Following this vision, those associated with the new journal formed affiliate relationships with the Association of American Colleges and Universities (AAC&U); the Association for Authentic, Experiential, and Evidenced-Based Learning (AAEEBL); and the Australian Flexible Learning Framework. The journal’s editorial board is populated with recognized leaders in the international ePortfolio world.
Watson and Doolittle are serving as the journal’s executive editors.
Daniel Wubah, vice president and dean for undergraduate education, recognized the opportunity this journal provides specifically for Virginia Tech.
“The launch of the International Journal of ePortfolio solidifies and broadens Virginia Tech’s reputation as a leader in ePortfolio by also establishing it as the home for scholarship and educational research on ePortfolio,” said Wubah. “This project will foster a culture of scholarship of teaching and learning around Virginia Tech’s own usage of these pedagogies, practices, and tools. This is of strategic importance as ePortfolio adoption grows on our campus.”

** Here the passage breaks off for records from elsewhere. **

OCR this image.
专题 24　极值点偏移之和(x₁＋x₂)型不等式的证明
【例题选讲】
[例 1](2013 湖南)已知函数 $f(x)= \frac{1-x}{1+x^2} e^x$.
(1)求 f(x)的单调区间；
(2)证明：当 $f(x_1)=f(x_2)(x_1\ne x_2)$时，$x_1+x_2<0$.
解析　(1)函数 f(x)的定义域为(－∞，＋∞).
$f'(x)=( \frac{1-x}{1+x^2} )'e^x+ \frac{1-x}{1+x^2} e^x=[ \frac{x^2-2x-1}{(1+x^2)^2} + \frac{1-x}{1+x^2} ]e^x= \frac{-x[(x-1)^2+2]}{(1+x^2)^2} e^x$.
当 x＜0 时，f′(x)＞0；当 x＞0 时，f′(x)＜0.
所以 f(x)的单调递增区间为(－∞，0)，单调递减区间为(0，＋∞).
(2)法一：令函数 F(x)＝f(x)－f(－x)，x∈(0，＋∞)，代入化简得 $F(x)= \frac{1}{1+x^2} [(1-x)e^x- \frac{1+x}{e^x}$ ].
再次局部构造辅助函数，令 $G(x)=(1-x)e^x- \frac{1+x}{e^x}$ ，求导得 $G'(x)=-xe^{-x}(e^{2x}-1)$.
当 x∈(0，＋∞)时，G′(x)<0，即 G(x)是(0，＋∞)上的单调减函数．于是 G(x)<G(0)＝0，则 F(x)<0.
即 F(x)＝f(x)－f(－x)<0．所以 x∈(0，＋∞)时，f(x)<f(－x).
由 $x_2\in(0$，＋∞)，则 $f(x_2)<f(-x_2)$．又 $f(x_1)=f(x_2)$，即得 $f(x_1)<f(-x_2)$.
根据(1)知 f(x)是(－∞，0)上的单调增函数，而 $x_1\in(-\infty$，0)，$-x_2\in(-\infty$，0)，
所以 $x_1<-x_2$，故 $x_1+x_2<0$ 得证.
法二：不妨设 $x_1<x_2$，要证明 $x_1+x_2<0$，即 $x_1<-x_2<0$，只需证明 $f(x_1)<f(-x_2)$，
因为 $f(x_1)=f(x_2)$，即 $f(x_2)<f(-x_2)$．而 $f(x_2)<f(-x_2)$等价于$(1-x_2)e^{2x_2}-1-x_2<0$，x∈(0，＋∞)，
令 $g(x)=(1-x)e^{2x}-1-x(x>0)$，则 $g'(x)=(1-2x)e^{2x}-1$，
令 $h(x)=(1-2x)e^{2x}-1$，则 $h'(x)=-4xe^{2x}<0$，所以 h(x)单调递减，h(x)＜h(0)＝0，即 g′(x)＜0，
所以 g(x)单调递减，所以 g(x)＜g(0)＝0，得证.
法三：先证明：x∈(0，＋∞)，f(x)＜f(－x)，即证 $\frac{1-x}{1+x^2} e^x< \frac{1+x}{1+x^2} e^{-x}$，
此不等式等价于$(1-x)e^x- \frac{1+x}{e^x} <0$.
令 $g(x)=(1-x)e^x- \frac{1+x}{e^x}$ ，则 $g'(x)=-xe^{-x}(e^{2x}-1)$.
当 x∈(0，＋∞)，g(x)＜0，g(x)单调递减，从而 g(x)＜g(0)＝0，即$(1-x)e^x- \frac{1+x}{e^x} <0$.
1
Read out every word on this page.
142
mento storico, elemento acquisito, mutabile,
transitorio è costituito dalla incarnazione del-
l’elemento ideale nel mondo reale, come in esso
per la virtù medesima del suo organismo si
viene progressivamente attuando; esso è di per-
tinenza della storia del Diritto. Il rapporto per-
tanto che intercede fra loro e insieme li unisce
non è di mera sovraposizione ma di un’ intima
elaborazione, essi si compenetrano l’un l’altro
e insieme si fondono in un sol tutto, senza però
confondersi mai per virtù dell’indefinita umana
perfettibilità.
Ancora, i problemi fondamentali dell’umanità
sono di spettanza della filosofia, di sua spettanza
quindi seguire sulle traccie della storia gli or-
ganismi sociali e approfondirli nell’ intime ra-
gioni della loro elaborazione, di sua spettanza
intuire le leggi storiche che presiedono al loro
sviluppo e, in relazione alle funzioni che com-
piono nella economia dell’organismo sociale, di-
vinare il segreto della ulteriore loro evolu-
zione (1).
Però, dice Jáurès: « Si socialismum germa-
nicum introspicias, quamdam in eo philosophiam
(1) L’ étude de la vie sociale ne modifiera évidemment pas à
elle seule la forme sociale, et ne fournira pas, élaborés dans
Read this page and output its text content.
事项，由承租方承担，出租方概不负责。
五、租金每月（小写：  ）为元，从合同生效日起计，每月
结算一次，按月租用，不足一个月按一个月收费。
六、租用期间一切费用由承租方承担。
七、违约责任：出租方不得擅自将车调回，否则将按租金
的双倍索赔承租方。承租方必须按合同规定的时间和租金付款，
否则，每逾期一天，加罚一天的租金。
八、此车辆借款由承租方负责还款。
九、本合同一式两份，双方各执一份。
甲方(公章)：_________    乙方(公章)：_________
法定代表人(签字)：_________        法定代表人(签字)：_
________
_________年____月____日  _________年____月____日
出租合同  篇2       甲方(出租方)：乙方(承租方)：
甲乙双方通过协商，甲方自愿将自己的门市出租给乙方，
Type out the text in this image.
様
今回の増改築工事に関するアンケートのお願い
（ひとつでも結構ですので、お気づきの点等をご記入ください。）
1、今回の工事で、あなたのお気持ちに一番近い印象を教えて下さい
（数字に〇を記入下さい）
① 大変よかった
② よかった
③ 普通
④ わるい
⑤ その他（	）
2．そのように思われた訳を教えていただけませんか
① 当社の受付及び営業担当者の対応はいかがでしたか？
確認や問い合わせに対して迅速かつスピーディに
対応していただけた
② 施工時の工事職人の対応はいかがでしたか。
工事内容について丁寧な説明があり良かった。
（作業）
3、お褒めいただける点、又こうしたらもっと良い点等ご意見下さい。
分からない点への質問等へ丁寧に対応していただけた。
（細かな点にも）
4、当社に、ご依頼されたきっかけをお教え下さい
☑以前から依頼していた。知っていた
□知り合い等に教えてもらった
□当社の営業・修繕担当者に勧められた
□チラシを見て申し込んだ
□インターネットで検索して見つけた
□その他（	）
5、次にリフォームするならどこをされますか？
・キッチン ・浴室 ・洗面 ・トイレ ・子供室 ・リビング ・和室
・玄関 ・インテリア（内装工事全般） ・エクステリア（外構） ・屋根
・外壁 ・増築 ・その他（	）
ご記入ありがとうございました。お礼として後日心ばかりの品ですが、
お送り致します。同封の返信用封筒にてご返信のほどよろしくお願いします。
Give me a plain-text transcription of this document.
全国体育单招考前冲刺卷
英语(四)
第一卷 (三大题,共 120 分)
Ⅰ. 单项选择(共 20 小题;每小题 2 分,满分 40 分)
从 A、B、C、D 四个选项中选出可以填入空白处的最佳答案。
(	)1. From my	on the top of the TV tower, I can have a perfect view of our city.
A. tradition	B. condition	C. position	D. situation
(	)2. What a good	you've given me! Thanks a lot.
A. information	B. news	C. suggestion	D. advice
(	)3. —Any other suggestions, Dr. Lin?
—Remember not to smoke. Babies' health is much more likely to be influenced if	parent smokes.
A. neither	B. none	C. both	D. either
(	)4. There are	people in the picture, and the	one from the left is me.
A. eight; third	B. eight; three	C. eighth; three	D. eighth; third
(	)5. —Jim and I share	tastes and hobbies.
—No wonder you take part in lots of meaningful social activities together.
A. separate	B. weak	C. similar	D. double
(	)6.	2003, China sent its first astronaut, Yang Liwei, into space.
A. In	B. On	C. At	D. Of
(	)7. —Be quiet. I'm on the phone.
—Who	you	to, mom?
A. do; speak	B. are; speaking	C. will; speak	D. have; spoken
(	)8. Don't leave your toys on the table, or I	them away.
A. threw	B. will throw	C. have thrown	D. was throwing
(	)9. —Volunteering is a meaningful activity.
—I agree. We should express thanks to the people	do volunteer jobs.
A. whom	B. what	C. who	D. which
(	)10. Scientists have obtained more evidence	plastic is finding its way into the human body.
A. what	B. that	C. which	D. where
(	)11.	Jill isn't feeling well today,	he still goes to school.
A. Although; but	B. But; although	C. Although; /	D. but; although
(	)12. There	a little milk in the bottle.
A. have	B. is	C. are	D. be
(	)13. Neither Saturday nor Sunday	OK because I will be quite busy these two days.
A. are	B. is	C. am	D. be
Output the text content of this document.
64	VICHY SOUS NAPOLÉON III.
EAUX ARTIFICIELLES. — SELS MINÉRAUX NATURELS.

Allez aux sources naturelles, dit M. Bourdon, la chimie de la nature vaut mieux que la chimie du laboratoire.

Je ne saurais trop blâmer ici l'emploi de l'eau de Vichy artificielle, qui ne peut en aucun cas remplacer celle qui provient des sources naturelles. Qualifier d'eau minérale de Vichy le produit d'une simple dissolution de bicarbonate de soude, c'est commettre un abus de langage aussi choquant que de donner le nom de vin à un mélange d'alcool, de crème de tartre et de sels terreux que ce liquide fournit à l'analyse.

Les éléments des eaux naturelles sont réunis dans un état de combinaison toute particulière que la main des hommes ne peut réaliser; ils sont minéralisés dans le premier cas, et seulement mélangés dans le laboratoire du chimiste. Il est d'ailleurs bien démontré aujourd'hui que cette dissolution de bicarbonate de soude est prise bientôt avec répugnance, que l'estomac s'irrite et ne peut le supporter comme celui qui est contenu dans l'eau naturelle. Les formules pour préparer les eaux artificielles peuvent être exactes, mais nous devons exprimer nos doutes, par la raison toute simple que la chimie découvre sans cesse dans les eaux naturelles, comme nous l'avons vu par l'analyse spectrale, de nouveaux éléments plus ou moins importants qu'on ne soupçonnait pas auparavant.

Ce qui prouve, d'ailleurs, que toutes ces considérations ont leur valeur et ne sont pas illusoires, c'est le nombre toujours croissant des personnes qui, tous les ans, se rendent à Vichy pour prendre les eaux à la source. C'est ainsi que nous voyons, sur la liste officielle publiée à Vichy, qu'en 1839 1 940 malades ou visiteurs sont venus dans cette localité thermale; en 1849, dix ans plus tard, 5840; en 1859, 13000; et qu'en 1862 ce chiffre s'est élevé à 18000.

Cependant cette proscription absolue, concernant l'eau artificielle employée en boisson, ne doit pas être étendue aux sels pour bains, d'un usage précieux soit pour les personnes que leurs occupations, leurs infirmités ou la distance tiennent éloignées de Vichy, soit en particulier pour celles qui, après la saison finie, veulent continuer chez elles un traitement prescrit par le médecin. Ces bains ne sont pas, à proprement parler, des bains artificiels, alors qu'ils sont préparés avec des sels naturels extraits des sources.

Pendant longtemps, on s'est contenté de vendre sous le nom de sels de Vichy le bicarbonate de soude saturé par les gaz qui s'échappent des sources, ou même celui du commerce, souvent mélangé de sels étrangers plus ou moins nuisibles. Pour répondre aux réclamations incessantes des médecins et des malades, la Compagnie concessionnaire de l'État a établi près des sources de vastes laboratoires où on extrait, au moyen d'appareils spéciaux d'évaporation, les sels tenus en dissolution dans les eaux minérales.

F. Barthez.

The International Journal of ePortfolio is a double-blind, peer-reviewed, open-access journal available online. The journal will begin accepting manuscripts Jan. 21, 2011; however, the call for papers and all journal details are currently available at the journal’s website.
Dedicated to its motto, Ut Prosim (That I May Serve), Virginia Tech takes a hands-on, engaging approach to education, preparing scholars to be leaders in their fields and communities. As the commonwealth’s most comprehensive university and its leading research institution, Virginia Tech offers 240 undergraduate and graduate degree programs to more than 31,000 students and manages a research portfolio of $513 million. The university fulfills its land-grant mission of transforming knowledge to practice through technological leadership and by fueling economic growth and job creation locally, regionally, and across Virginia.